CNGS Reflector installed

A major component that will help target the CNGS neutrino beam for its 732km journey through the earth's crust, from CERN to the Gran Sasso laboratory in Italy, has been installed in its final position.


The transport of the huge magnetic horn reflector through the CNGS access gallery.

A team from CNGS and TS/IC, and the contractors DBS, transported the magnetic horn reflector on 5th December, in a carefully conducted operation that took just under two hours. The reflector is 7m long, 1.6m in diameter and 1.6 tonnes in weight. With only a matter of centimetres to spare on either side, the reflector was transported through the CNGS access gallery, before being installed in the experiment's target chamber.

The larger of two magnetic horns, the reflector will help refocus sprays of high energy pions and kaons emitted after a 0.5MW stream of protons from the Super Proton Synchrotron (SPS) strikes nucleons in a graphite target.

The horns are toroidal magnetic lenses and work with high pulsed currents: 150 kA for the first horn, and 180 kA for the reflector. These currents flow for around 7 milliseconds at the instant when a proton beam pulse arrives at the target. The heat deposited by this current requires the thin inner conductors of the toroids to have a complex water cooling system. Further cooling is needed due to the energy deposited by stray particles passing through the inner and outer conductors of the horns.

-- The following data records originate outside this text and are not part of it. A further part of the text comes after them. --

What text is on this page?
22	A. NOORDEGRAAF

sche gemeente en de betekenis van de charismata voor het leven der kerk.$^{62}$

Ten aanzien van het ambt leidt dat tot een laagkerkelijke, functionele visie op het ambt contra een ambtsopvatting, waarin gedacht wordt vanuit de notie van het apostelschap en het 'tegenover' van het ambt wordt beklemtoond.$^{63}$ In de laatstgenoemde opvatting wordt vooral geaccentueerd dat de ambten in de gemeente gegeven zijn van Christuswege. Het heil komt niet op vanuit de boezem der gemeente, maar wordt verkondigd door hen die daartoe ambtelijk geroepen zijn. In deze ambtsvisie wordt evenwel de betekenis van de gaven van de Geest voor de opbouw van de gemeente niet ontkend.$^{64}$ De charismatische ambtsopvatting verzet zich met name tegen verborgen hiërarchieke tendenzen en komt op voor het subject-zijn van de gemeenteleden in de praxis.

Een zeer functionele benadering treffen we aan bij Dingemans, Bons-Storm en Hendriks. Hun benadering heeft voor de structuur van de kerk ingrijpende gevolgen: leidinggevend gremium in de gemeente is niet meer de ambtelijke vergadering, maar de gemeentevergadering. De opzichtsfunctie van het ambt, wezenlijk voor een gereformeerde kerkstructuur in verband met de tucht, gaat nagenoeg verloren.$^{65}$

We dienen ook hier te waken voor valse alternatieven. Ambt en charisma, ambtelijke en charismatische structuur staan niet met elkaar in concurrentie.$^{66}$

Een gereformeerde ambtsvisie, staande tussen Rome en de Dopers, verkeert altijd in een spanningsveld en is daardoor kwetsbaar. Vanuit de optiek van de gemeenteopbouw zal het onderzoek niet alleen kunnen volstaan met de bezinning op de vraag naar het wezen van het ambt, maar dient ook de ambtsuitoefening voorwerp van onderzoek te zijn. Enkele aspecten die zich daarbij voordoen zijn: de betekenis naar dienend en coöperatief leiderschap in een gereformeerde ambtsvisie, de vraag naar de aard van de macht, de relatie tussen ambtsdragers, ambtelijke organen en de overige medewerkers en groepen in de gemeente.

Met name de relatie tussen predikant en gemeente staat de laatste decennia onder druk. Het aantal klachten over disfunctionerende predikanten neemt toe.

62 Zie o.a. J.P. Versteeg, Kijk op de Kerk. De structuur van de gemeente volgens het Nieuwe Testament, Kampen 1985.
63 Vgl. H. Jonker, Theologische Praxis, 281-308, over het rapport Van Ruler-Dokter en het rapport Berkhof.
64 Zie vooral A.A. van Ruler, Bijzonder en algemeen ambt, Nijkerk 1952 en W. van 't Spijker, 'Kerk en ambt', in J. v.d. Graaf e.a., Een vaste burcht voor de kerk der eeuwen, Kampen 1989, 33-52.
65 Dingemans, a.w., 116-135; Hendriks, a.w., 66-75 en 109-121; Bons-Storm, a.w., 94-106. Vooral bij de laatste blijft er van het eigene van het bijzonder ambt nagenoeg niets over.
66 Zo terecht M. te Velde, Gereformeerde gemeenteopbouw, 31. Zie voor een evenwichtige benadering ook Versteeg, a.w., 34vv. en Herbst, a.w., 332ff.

After passing through the horns, the focussed beam of pions and kaons enters a one-kilometre evacuated tunnel, inside which they decay in-flight into neutrinos and their sister muon particles. At the end of this tunnel a barrier, consisting of 3 metres of graphite followed by 15m of iron, absorbs any 'rogue' protons and blocks remaining un-decayed pions and kaons. This process leaves behind a beam of muons (which are quickly absorbed in rock) and muonic neutrinos, which will traverse a section of the Earth's crust on their journey to Gran Sasso.

Before this milestone, the CNGS team had already completed a test installation of the first magnetic horn in November 2004. The final installation of that horn is scheduled for 24 January 2006.